Un primo lotto di 100 abitazioni sarebbero già state donate alla città di Cleveland e in qualche caso la banca avrebbe dato un contributo alle spese di demolizione degli immobili, ormai abbandonati e la cui vendita sta continuando a dare grattacapi anche ad altri gruppi come Wells Fargo, Citigroup e Jp Morgan Chase, tra i più esposti al mercato immobiliare americano.

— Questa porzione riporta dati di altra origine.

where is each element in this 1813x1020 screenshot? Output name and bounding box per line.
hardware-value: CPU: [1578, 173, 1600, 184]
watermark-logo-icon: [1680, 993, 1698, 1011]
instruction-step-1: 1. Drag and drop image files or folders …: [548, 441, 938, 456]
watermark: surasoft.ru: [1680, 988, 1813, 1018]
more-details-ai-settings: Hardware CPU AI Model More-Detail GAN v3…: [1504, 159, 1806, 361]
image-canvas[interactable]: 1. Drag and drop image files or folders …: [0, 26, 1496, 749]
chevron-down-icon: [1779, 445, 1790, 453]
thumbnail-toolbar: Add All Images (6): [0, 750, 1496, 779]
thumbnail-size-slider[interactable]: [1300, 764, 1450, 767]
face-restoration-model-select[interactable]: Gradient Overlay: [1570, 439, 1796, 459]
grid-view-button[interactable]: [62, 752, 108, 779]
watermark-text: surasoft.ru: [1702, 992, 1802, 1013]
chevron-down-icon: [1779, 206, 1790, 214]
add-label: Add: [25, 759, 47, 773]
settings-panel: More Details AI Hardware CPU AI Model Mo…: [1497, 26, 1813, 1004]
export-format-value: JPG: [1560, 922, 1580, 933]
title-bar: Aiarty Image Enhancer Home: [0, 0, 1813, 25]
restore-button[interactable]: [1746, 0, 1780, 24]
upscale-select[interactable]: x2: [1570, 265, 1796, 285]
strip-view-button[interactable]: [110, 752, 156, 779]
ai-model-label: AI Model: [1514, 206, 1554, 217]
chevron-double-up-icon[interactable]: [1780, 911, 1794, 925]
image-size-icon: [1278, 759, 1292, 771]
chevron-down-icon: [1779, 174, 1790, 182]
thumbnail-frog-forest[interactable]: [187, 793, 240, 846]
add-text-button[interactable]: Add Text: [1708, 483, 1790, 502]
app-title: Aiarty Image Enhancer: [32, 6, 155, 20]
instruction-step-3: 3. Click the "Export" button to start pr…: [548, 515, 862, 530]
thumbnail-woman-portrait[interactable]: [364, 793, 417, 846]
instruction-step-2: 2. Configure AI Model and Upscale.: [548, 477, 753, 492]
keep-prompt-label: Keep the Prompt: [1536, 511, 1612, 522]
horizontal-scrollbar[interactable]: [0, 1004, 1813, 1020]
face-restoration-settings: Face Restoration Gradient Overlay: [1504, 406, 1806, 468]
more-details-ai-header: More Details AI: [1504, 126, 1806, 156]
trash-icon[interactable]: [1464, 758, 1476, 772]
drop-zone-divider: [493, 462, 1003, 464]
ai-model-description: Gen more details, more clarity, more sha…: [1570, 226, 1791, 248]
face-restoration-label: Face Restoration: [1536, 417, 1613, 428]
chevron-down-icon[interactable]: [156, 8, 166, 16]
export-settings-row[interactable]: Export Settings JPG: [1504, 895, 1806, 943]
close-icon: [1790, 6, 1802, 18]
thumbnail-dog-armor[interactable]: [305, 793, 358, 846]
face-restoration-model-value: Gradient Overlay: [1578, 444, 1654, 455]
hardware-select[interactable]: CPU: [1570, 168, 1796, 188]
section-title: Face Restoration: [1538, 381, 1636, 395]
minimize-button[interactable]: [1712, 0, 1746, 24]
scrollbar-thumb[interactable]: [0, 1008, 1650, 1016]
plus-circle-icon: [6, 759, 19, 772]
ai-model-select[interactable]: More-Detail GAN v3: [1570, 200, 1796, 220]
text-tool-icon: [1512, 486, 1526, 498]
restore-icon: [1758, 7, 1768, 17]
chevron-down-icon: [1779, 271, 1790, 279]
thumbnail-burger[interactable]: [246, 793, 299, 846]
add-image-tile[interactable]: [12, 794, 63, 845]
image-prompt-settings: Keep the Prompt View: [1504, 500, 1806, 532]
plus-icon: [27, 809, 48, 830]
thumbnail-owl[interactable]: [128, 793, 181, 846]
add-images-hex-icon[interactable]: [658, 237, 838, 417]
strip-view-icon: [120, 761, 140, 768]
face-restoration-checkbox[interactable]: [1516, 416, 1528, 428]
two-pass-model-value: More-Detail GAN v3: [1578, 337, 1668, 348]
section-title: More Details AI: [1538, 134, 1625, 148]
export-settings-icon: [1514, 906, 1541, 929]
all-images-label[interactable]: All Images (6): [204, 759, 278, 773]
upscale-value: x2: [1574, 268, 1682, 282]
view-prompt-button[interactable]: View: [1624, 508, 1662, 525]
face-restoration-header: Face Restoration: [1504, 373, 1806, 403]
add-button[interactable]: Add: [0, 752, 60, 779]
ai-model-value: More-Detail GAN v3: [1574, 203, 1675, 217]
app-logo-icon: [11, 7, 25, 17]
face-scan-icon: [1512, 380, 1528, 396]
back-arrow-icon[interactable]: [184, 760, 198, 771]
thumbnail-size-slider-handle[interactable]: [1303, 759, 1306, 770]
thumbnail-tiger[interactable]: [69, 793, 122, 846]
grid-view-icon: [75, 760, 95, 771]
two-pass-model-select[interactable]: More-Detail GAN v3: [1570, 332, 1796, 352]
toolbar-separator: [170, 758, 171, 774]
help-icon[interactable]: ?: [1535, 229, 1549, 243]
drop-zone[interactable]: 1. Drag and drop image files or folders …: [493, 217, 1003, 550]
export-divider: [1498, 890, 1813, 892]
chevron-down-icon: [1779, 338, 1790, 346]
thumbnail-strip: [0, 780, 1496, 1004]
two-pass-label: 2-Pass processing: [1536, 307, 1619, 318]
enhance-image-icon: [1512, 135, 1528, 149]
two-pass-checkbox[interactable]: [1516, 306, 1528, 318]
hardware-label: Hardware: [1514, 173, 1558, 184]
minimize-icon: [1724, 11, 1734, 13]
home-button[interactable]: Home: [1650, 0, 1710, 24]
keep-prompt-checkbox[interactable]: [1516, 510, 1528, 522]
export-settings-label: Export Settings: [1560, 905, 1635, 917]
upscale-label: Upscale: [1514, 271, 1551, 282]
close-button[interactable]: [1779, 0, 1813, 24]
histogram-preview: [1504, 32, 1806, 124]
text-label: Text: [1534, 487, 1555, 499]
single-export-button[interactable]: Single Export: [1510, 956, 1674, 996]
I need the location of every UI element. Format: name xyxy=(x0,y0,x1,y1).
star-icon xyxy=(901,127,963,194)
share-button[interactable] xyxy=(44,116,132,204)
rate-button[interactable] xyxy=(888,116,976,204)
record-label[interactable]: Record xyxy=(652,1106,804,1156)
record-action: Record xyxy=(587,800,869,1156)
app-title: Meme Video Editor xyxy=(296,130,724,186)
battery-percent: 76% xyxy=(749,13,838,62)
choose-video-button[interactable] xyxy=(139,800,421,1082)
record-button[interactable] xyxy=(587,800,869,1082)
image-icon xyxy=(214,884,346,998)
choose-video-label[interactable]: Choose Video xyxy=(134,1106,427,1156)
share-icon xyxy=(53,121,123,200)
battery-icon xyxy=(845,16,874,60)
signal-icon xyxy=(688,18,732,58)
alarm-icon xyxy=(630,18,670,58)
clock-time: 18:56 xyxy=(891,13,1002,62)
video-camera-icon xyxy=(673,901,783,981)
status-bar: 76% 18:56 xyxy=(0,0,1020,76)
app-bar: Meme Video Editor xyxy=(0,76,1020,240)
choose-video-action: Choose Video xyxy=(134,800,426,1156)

Le abitazioni colpite da una foreclosure rappresentano ormai circa l’1,3% del totale degli immobili sul mercato Usa e contribuiscono a mantenere bassi i prezzi di vendita aumentando l’offerta di immobili di bassa qualità. Così dopo aver tergiversato a lungo sembra che Bank of America si sia decisa che la soluzione migliore, non riuscendo a venderli, sia di eliminare fisicamente questi immobili, così l’esperimento di Cleveland dovrebbe essere seguito da altre 100 abitazioni donate a Detroit e 150 a Chicago, per estendersi poi in altre nove città entro la fine dell’anno. E potrebbe forse far proseliti anche presso altre banche.